Monday, September 3rd, 2012

Earlier today I watched a segment on the Today show about the current effort by retailers to provide plus sizing for girls at most ages (including toddlerhood). The question: is this labeling the wrong way to go? 

Look, it’s clear that there are a variety of body types at all ages for girls. There is, also, the current obesity epidemic in this country that is requiring that more and more girls need larger sizes. So providing size choices at all ages – in stores and online – makes sense. Retailers are there to sell clothes, and kids (and parents) don’t want to be restricted in terms of what styles they can choose from.

But from my vantage point, do we need to use the phrase “Plus Sizes”? To me, it sounds like the fashion equivalent of doing a bad job of “mainstreaming” – you’re just like all of the  ”normal” girls, except that you are a “plus size.” Do we need a “Too Skinny” section too?

I get that the retailers want to be sure that parents know that there is a concerted effort going on to be sure any girl can select from any style in most stores.
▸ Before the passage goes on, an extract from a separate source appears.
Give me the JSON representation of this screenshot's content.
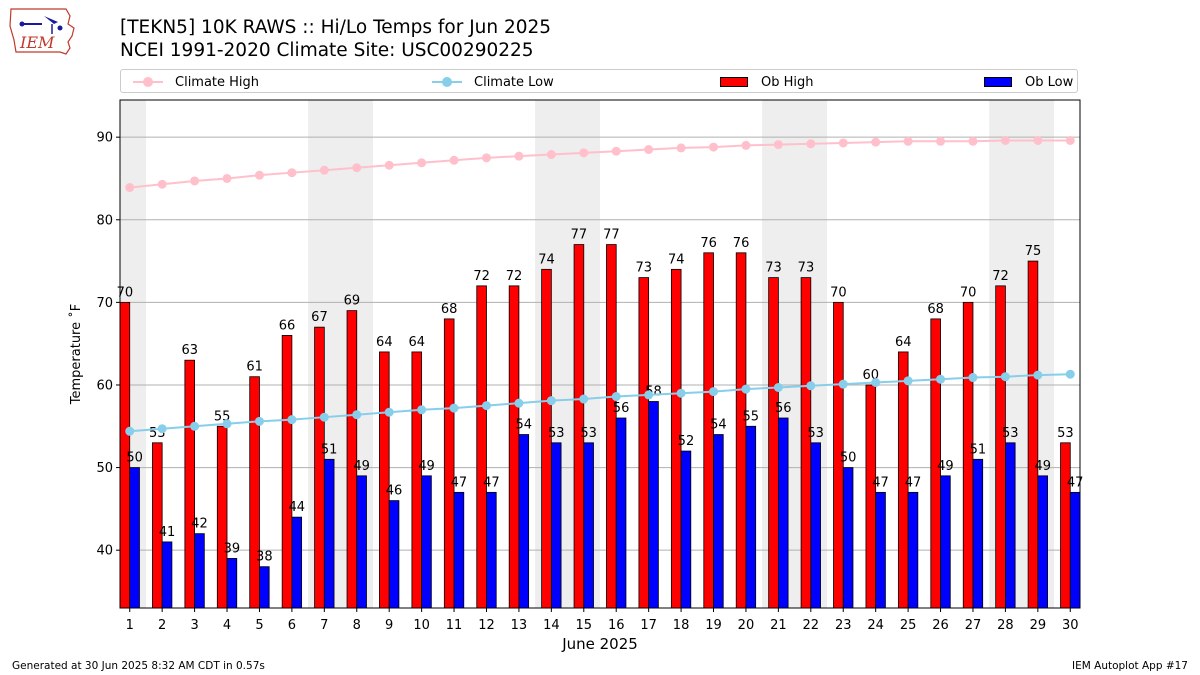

But couldn’t a marketing campaign simply state that there is a full range of sizes available? I think most parents are comfortable sorting through either numeric sizing or abbreviations. I wonder if retailers like Sears consulted with developmental experts – rather than just marketing professionals – who might have helped them craft a better message. Yes, I’m guessing that retailers don’t really think through the deeper issues for kids, and focus myopically on target audiences and sales potential, even though a more suitable balance could be achieved.

If you saw the segment on the Today show, you heard an articulate 11-year-old (who purchases “plus size” clothes) who seems much wiser than the retailers these days. (If you didn’t catch it, check the Today show website and see if it is posted there). She said that she likes being able to go to the mainstream stores and be able to buy what all the other girls can buy (which wasn’t always the case). She also suggested that stores can simply rely on sizing and not the “plus size” labeling. And she plans to launch her own line of fashion someday that avoids unnecessary, and potentially undermining, labeling. I hope she does!